Brent Khan, Ed.D.
The Behavioral Health Education Center of Nebraska (BHECN) has received a four-year, $1.1 million grant to increase the number of behavioral health paraprofessionals in rural and medically underserved areas of Nebraska.
The grant, funded by the Health Resources and Services Administration (HRSA), an agency of the U.S. Department of Health and Human Services, will provide full tuition and laptops for 70 non-traditional students each year to become community health workers and provisionally licensed addiction counselors.
With an emphasis on recruiting rural, low-income and minority students, upon completion of training, students commit to work in rural or medically underserved areas of Nebraska.

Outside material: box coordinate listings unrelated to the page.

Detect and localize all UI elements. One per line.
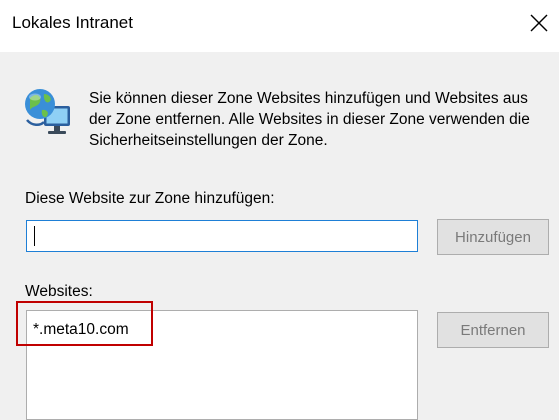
close-icon [530, 14, 548, 32]
add-site-label: Diese Website zur Zone hinzufügen: [25, 190, 275, 207]
remove-button[interactable]: Entfernen [437, 312, 549, 348]
add-site-input[interactable] [26, 220, 418, 252]
window-title: Lokales Intranet [12, 13, 133, 32]
close-button[interactable] [526, 10, 552, 36]
websites-label: Websites: [25, 283, 93, 300]
list-item[interactable]: *.meta10.com [33, 321, 129, 339]
add-button[interactable]: Hinzufügen [437, 219, 549, 255]
websites-list[interactable]: *.meta10.com [26, 310, 418, 420]
title-bar: Lokales Intranet [0, 0, 559, 52]
text-caret [34, 226, 35, 246]
zone-description: Sie können dieser Zone Websites hinzufüg… [89, 90, 530, 149]
globe-monitor-icon [22, 82, 74, 140]
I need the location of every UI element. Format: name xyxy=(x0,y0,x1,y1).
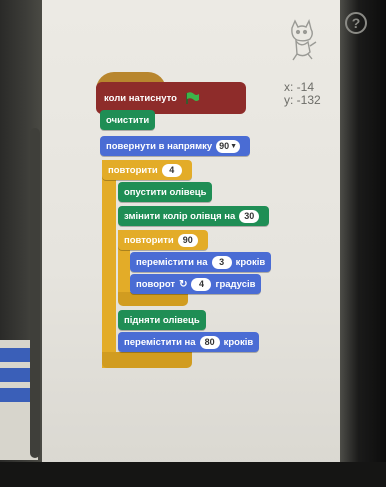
repeat-inner-count-input[interactable]: 90 xyxy=(177,233,198,247)
repeat-outer-block[interactable]: повторити 4 xyxy=(102,160,192,180)
pen-down-label: опустити олівець xyxy=(124,186,207,198)
move-inner-label: перемістити на xyxy=(136,256,208,268)
pen-up-block[interactable]: підняти олівець xyxy=(118,310,206,330)
move-inner-steps-input[interactable]: 3 xyxy=(211,255,232,269)
help-label: ? xyxy=(351,15,361,31)
turn-label: поворот xyxy=(136,278,176,290)
repeat-outer-arm xyxy=(102,160,116,368)
repeat-inner-block[interactable]: повторити 90 xyxy=(118,230,208,250)
pen-down-block[interactable]: опустити олівець xyxy=(118,182,213,202)
palette-block[interactable] xyxy=(0,388,34,402)
clear-label: очистити xyxy=(106,114,150,126)
move-steps-outer-block[interactable]: перемістити на 80 кроків xyxy=(118,332,260,352)
repeat-outer-label: повторити xyxy=(108,164,158,176)
sprite-y-coordinate: y: -132 xyxy=(284,93,321,107)
sprite-thumbnail-icon xyxy=(291,18,317,61)
palette-scrollbar[interactable] xyxy=(30,128,40,458)
pen-up-label: підняти олівець xyxy=(124,314,200,326)
palette-block[interactable] xyxy=(0,368,34,382)
screen-bottom-edge xyxy=(0,462,386,487)
clear-block[interactable]: очистити xyxy=(100,110,156,130)
move-outer-label: перемістити на xyxy=(124,336,196,348)
change-color-label: змінити колір олівця на xyxy=(124,210,236,222)
move-outer-steps-input[interactable]: 80 xyxy=(199,335,220,349)
repeat-outer-count-input[interactable]: 4 xyxy=(161,163,182,177)
change-pen-color-block[interactable]: змінити колір олівця на 30 xyxy=(118,206,270,226)
direction-value: 90 xyxy=(219,141,230,151)
repeat-inner-label: повторити xyxy=(124,234,174,246)
move-outer-suffix: кроків xyxy=(223,336,254,348)
turn-degrees-input[interactable]: 4 xyxy=(191,277,212,291)
repeat-outer-foot[interactable] xyxy=(102,352,192,368)
rotate-cw-icon: ↻ xyxy=(179,278,188,290)
repeat-inner-foot[interactable] xyxy=(118,292,188,306)
sprite-x-coordinate: x: -14 xyxy=(284,80,315,94)
point-in-direction-block[interactable]: повернути в напрямку 90 ▼ xyxy=(100,136,251,156)
direction-input[interactable]: 90 ▼ xyxy=(216,139,241,153)
dropdown-arrow-icon: ▼ xyxy=(230,142,238,150)
turn-block[interactable]: поворот ↻ 4 градусів xyxy=(130,274,262,294)
green-flag-icon xyxy=(186,92,199,104)
move-inner-suffix: кроків xyxy=(235,256,266,268)
palette-block[interactable] xyxy=(0,348,34,362)
point-label: повернути в напрямку xyxy=(106,140,213,152)
pen-color-input[interactable]: 30 xyxy=(239,209,260,223)
screen-edge xyxy=(340,0,386,487)
turn-suffix: градусів xyxy=(215,278,256,290)
move-steps-inner-block[interactable]: перемістити на 3 кроків xyxy=(130,252,272,272)
help-button[interactable]: ? xyxy=(345,12,367,34)
hat-label: коли натиснуто xyxy=(104,92,177,104)
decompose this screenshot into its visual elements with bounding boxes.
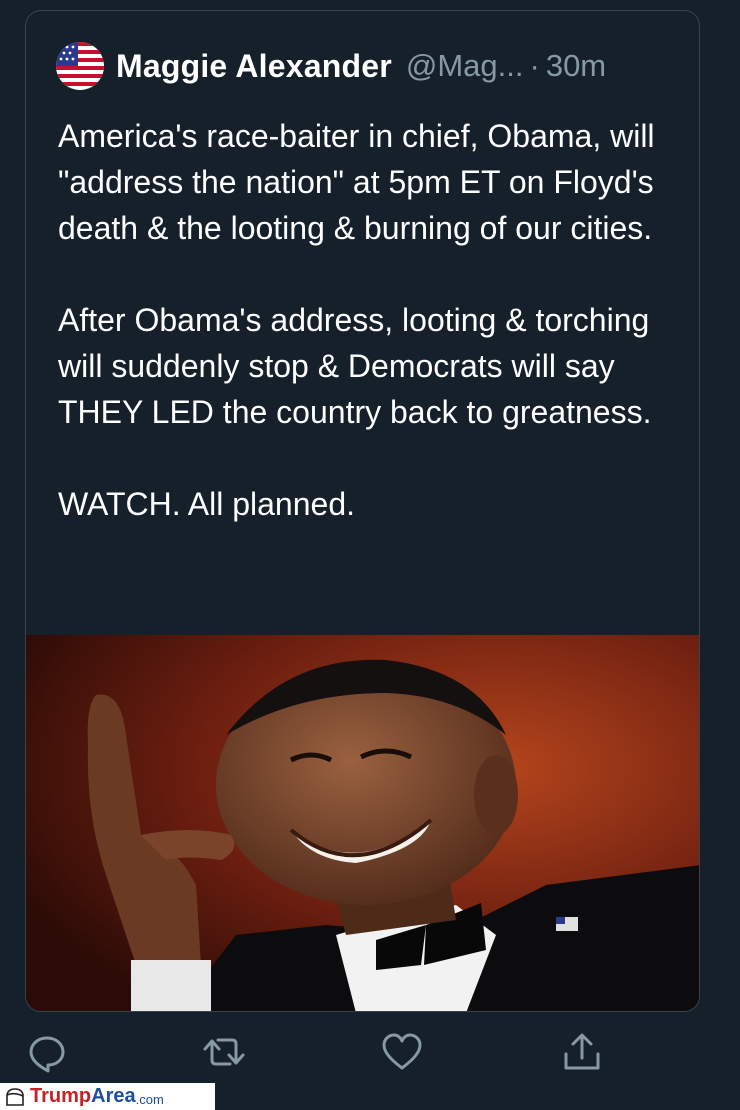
share-icon <box>564 1033 600 1070</box>
tweet-timestamp[interactable]: 30m <box>546 48 606 84</box>
heart-icon <box>382 1033 422 1070</box>
author-name[interactable]: Maggie Alexander <box>116 48 392 85</box>
header-separator: · <box>529 48 540 83</box>
trump-hair-icon <box>6 1087 24 1106</box>
tweet-header: Maggie Alexander @Mag... · 30m <box>56 41 606 91</box>
tweet-media-photo[interactable] <box>26 635 699 1011</box>
tweet-card[interactable]: Maggie Alexander @Mag... · 30m America's… <box>25 10 700 1012</box>
tweet-actions <box>0 1030 740 1078</box>
retweet-button[interactable] <box>202 1030 246 1074</box>
like-button[interactable] <box>380 1030 424 1074</box>
author-handle[interactable]: @Mag... <box>406 48 524 84</box>
photo-obama-laughing <box>26 635 699 1011</box>
reply-icon <box>29 1036 65 1073</box>
us-flag-icon[interactable] <box>56 42 104 90</box>
watermark-trump: Trump <box>30 1085 92 1107</box>
site-watermark: Trump Area .com <box>0 1083 215 1110</box>
tweet-text: America's race-baiter in chief, Obama, w… <box>58 118 655 522</box>
watermark-area: Area <box>91 1085 136 1107</box>
retweet-icon <box>203 1038 245 1066</box>
watermark-com: .com <box>135 1092 164 1107</box>
share-button[interactable] <box>560 1030 604 1074</box>
reply-button[interactable] <box>25 1030 69 1074</box>
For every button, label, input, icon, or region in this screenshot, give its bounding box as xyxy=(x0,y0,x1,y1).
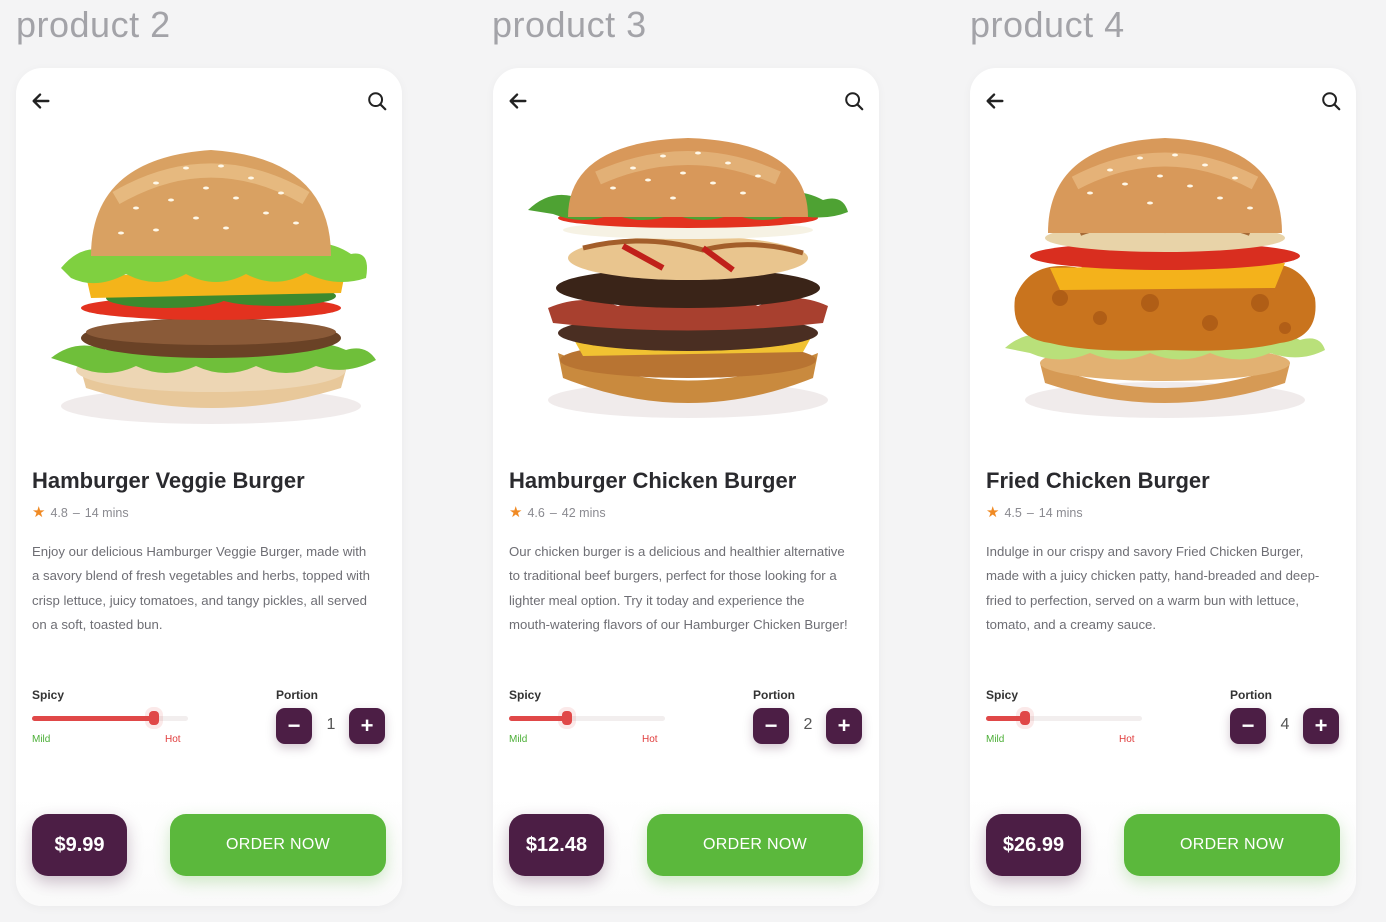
product-meta: ★ 4.5 – 14 mins xyxy=(986,505,1083,520)
portion-decrement-button[interactable]: − xyxy=(276,708,312,744)
price-button[interactable]: $26.99 xyxy=(986,814,1081,876)
column-label-product-3: product 3 xyxy=(492,4,647,45)
price-button[interactable]: $9.99 xyxy=(32,814,127,876)
meta-separator: – xyxy=(1026,505,1034,520)
portion-label: Portion xyxy=(276,688,318,702)
burger-image xyxy=(46,138,376,438)
column-label-product-2: product 2 xyxy=(16,4,171,45)
minus-icon: − xyxy=(287,713,301,738)
search-icon[interactable] xyxy=(366,90,388,112)
portion-increment-button[interactable]: + xyxy=(1303,708,1339,744)
rating-value: 4.8 xyxy=(50,505,68,520)
product-card: Hamburger Chicken Burger ★ 4.6 – 42 mins… xyxy=(493,68,879,906)
product-title: Fried Chicken Burger xyxy=(986,468,1210,493)
product-description: Our chicken burger is a delicious and he… xyxy=(509,544,848,633)
mild-label: Mild xyxy=(986,734,1005,745)
spicy-label: Spicy xyxy=(509,688,542,702)
order-now-button[interactable]: ORDER NOW xyxy=(647,814,863,876)
hot-label: Hot xyxy=(642,734,658,745)
product-meta: ★ 4.6 – 42 mins xyxy=(509,505,606,520)
spicy-slider-thumb[interactable] xyxy=(148,711,159,725)
mild-label: Mild xyxy=(32,734,51,745)
product-title: Hamburger Veggie Burger xyxy=(32,468,305,493)
product-card: Hamburger Veggie Burger ★ 4.8 – 14 mins … xyxy=(16,68,402,906)
order-now-button[interactable]: ORDER NOW xyxy=(170,814,386,876)
spicy-slider[interactable] xyxy=(509,711,665,725)
plus-icon: + xyxy=(360,713,374,738)
portion-label: Portion xyxy=(753,688,795,702)
spicy-slider-thumb[interactable] xyxy=(561,711,572,725)
burger-image xyxy=(1000,138,1330,438)
prep-time: 14 mins xyxy=(1038,505,1083,520)
order-now-button[interactable]: ORDER NOW xyxy=(1124,814,1340,876)
spicy-slider-thumb[interactable] xyxy=(1020,711,1030,725)
minus-icon: − xyxy=(764,713,778,738)
prep-time: 42 mins xyxy=(561,505,606,520)
arrow-left-icon[interactable] xyxy=(507,90,529,112)
portion-value: 4 xyxy=(1280,716,1290,733)
spicy-label: Spicy xyxy=(32,688,65,702)
portion-decrement-button[interactable]: − xyxy=(753,708,789,744)
spicy-slider[interactable] xyxy=(32,711,188,725)
portion-increment-button[interactable]: + xyxy=(349,708,385,744)
meta-separator: – xyxy=(72,505,80,520)
star-icon: ★ xyxy=(509,504,523,521)
product-meta: ★ 4.8 – 14 mins xyxy=(32,505,129,520)
hot-label: Hot xyxy=(165,734,181,745)
column-label-product-4: product 4 xyxy=(970,4,1125,45)
prep-time: 14 mins xyxy=(84,505,129,520)
price-button[interactable]: $12.48 xyxy=(509,814,604,876)
plus-icon: + xyxy=(837,713,851,738)
rating-value: 4.6 xyxy=(527,505,545,520)
minus-icon: − xyxy=(1241,713,1255,738)
product-description: Indulge in our crispy and savory Fried C… xyxy=(986,544,1320,633)
portion-increment-button[interactable]: + xyxy=(826,708,862,744)
product-card: Fried Chicken Burger ★ 4.5 – 14 mins Ind… xyxy=(970,68,1356,906)
plus-icon: + xyxy=(1314,713,1328,738)
spicy-slider-fill xyxy=(509,716,567,721)
portion-decrement-button[interactable]: − xyxy=(1230,708,1266,744)
spicy-slider-fill xyxy=(32,716,154,721)
spicy-label: Spicy xyxy=(986,688,1019,702)
star-icon: ★ xyxy=(986,504,1000,521)
arrow-left-icon[interactable] xyxy=(984,90,1006,112)
spicy-slider[interactable] xyxy=(986,711,1142,725)
product-title: Hamburger Chicken Burger xyxy=(509,468,797,493)
portion-label: Portion xyxy=(1230,688,1272,702)
portion-value: 2 xyxy=(803,716,813,733)
portion-value: 1 xyxy=(326,716,336,733)
product-description: Enjoy our delicious Hamburger Veggie Bur… xyxy=(32,544,370,633)
rating-value: 4.5 xyxy=(1004,505,1022,520)
meta-separator: – xyxy=(549,505,557,520)
burger-image xyxy=(523,138,853,438)
star-icon: ★ xyxy=(32,504,46,521)
search-icon[interactable] xyxy=(843,90,865,112)
search-icon[interactable] xyxy=(1320,90,1342,112)
hot-label: Hot xyxy=(1119,734,1135,745)
mild-label: Mild xyxy=(509,734,528,745)
arrow-left-icon[interactable] xyxy=(30,90,52,112)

“This is a unique opportunity for non-traditional students to gain the knowledge and entry level experience in the behavioral health profession, and this training can be a stepping stone to further education and career advancement in the field,” said Project Director and BHECN Co-director, Brent Khan, Ed.D.
“Nebraska also experiences significant shortages of mental health professionals in 88 of our 93 counties,” Dr. Khan added. “In collaboration with recruiting, education and clinical partners across the state, this is an exciting opportunity to make an impact in these shortage areas to increase access to care.”
“More than half of the licensed alcohol and drug counselors (LADCs) in Nebraska are over the age of 55, nearing retirement age,” said Christine Chasek, Ph.D., LADC, associate professor, University of Nebraska at Kearney, Counseling and School Psychology. “We’ve seen a significant drop in LADCs since 2014, and this model will help fill the gaps we are experiencing in the workforce.”
“Many of our members employ community health workers who, with formal and targeted behavioral health training, could be deployed as part of a larger strategy for addressing local behavioral health needs,” said Susan Bockrath, executive director of the Nebraska Association of Local Health Directors (NALHD). “They and their communities would benefit from the tuition, student fees and supplies supported by this opportunity.”
Recruiting will begin this fall for 35 students interested in completing the community health worker (CHW) certificate program and for 35 students interested in completing the addiction counseling program to become a provisionally licensed alcohol and drug counselor (PLADC). Education partners include Central Community College, Northeast Community College and Bellevue University.
On-site clinical training will be provided in collaboration with Munroe-Meyer Institute’s integrated care clinic sites and other community health centers, such as Midtown Health Center in Norfolk, Community Action Partnership of Nebraska in Gering, and Community Alliance in Omaha.
Applicants must have a high school diploma or GED and can learn more by visiting https://www.unmc.edu/bhecn/programs/student-training. For questions, contact Laura Holly at firstname.lastname@example.org, (402) 552-7692.
This project is supported by the Health Resources and Services Administration (HRSA) of the U.S. Department of Health and Human Services (HHS) under grant number M01HP31279 and Behavioral Health Workforce Education and Training (BHWET) for $1.1 million over four years. This information or content and conclusions are those of the author and should not be construed as the official position or policy of, nor should any endorsements be inferred by HRSA, HHS or the U.S. Government.